Aber Henry Fonda fand den Film fürchterlich. Und sagte das auch öffentlich. Erst zehn Jahre später, als Peter Fonda „Wanda Nevada” drehte und seinem Vater eine kleine Nebenrolle einräumte, brach dessen Panzer der Unnahbarkeit auf. „Du bist ein sehr guter Regisseur, Sohn”, schrieb er in einem Brief, „und ich liebe Dich sehr. Dein Dad.”

Für Peter Fonda war „Easy Rider” Segen und Fluch zugleich. Segen, weil das Road Movie, sieht man von den bizarren, von Geldgier getriebenen Urheberrechts-Streitigkeiten mit dem zu Lebzeiten bekennenden Quartalsirren Dennis Hopper ab, ein Jahrhundert-Erfolg wurde.

Lieder aus „Easy Rider“ werden zu Hits

Lieder wie „Born to be wild“ und „I wasn’t born to follow” dröhnten fortan rund um die Uhr im Radio.
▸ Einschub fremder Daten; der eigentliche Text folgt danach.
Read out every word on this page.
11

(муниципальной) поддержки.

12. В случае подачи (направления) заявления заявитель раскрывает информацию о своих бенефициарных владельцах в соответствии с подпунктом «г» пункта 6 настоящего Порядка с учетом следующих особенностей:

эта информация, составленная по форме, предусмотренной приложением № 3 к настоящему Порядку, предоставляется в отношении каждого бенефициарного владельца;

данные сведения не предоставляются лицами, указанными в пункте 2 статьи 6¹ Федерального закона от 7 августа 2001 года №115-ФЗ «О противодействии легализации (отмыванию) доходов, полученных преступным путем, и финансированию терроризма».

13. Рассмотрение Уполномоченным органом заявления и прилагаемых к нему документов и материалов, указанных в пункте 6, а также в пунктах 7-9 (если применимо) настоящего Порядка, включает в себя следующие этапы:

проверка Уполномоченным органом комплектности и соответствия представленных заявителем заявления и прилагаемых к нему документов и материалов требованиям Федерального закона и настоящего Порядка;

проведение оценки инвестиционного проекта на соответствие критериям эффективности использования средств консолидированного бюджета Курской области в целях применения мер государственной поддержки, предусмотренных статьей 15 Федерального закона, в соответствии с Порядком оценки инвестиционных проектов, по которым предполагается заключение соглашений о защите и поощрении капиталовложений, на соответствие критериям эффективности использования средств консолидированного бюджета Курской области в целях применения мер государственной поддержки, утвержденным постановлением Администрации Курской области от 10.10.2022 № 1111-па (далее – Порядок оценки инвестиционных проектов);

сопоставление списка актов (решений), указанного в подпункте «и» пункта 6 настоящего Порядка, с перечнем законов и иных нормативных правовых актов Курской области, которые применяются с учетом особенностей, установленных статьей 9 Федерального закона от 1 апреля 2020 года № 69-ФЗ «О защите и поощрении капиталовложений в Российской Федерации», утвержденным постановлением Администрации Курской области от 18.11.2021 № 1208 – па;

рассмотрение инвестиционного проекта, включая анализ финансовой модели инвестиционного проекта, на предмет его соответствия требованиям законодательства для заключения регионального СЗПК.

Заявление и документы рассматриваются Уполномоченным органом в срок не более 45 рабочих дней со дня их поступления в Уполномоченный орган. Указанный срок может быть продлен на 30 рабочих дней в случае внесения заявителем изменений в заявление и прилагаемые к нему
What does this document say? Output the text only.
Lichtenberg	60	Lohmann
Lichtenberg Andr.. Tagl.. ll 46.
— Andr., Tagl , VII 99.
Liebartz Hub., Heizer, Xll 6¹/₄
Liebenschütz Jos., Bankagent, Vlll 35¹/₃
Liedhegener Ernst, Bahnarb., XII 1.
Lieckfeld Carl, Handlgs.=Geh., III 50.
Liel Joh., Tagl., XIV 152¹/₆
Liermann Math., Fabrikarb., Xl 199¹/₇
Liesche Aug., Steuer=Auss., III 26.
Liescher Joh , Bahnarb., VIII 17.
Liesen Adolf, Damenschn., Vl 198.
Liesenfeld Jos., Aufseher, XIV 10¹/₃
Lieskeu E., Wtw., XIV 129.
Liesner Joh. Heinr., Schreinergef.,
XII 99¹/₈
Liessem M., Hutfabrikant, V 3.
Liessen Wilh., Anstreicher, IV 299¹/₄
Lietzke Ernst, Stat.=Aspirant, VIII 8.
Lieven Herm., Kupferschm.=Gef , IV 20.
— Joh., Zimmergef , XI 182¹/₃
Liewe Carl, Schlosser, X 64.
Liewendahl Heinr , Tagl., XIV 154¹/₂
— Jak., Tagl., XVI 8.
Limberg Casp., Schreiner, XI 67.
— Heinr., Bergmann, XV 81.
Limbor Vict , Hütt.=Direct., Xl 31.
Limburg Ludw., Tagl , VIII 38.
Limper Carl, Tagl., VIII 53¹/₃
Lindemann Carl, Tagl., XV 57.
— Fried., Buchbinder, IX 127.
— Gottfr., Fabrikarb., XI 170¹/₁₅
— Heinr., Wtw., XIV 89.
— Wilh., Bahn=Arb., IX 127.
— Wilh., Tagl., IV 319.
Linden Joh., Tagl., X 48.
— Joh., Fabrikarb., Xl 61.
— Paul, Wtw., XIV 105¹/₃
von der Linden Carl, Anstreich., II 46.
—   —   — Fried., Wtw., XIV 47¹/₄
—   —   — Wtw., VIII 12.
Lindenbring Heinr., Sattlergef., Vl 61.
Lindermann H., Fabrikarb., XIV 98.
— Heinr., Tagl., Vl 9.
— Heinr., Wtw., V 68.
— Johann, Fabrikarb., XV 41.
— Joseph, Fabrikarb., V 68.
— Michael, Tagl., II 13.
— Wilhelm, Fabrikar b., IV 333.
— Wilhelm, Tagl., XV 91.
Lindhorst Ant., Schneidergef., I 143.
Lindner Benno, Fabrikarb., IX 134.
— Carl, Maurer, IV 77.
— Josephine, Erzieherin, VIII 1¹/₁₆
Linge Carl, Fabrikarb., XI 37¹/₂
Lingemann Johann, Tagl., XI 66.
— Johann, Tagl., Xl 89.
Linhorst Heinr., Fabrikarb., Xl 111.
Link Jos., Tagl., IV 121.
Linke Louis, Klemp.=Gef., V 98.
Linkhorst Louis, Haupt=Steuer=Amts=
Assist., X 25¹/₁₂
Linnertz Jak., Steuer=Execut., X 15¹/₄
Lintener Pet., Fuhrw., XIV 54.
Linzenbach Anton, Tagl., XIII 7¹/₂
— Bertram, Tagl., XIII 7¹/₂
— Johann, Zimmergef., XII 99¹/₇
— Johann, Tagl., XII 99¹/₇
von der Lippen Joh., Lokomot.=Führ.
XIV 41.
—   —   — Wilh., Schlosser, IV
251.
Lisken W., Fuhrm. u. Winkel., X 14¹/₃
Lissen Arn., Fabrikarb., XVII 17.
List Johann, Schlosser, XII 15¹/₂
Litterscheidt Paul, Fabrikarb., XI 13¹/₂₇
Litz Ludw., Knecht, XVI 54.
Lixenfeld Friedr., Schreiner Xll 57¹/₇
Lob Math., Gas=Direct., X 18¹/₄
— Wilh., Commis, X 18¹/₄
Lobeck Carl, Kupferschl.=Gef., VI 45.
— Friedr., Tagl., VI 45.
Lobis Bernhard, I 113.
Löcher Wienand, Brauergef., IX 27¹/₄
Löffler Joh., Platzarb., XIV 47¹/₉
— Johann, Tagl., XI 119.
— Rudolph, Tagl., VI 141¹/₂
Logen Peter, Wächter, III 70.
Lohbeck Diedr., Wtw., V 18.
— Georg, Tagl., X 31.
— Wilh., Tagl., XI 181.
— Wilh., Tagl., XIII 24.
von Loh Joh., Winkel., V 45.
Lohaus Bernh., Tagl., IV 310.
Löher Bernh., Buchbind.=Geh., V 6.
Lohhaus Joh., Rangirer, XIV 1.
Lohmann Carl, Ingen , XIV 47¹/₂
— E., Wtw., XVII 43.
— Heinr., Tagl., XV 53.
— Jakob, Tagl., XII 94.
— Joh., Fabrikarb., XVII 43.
Der Motorrad-Hersteller Harley Davidson kam in seinem Hauptwerk in Milwaukee den Bestellungen für Maschinen mit elend langen Teleskop-Gabeln nicht mehr hinterher. Fonda selbst wurde dank seiner Rolle als „Captain America” mit dem Sternenbanner auf Jacke, Helm und Tank zur Heiligenfigur der weltumspannenden Motorrad-Gemeinde.

Die damit verbundenen Festlegungen, angeborene Sturheit und das Ausbleiben eines Werkes, das mit “Easy Rider” auf Augenhöhe hätte fahren können, sind die Gründe für eine danach lange Zeit mittelprächtig verlaufene Karriere.

Viele seiner über 60 Filme sind in Vergessenheit geraten. Ausnahmen sind „The Limey” (1999) und „3:10 to Yuma” (2007). 1997 gelang Fonda mit der Charakterrolle des introvertierten Bienenzüchters Ulee Jackson in “Ulee’s Gold” ein Volltreffer, der für eine Oscar-Nominierung reichte.

Peter Fonda hinterlässt zwei Kinder

Peter Fonda war drei Mal verheiratet, zuletzt mit Margaret DeVogelaere. Nach vielen Jahren als Bewirtschafter einer Farm im Bundesstaat Montana zog es den für stoisch-statuarische Ruhe vor der Kamera bekannten Demokraten verstärkt als Segler aufs Meer.

Er hinterlässt zwei eigene Kinder, darunter die Schauspielerin Bridget Fonda. Schwester Jane schrieb: „Er war mein warmherziger, kleiner Bruder. Ich hatte eine wunderbare Zeit mit ihm in den letzten Tagen. Er ging mit einem Lachen.”

Die Familie ließ einer Stellungnahme mitteilen: „Während wir den Verlust dieses herzlichen und freundlichen Mannes betrauern, wünschen wir allen, seinen unbezähmbaren Lebensgeist und seine Liebe für das Leben zu feiern.” Ein Leben, das die Grenzen der Freiheit sehr früh und bis heute zutreffend vermessen durfte.

„Amerika, das war einmal ein herrliches Land”, ließ Peter Fonda seinen Kollegen Jack Nicholson in „Easy Rider” sinngemäß sagen. „Und ich weiß nicht, was jetzt damit los ist. Die Amerikaner, sie reden von Freiheit, sie reden, sie reden. Aber sehen sie ein freies Individuum, dann haben sie Angst.”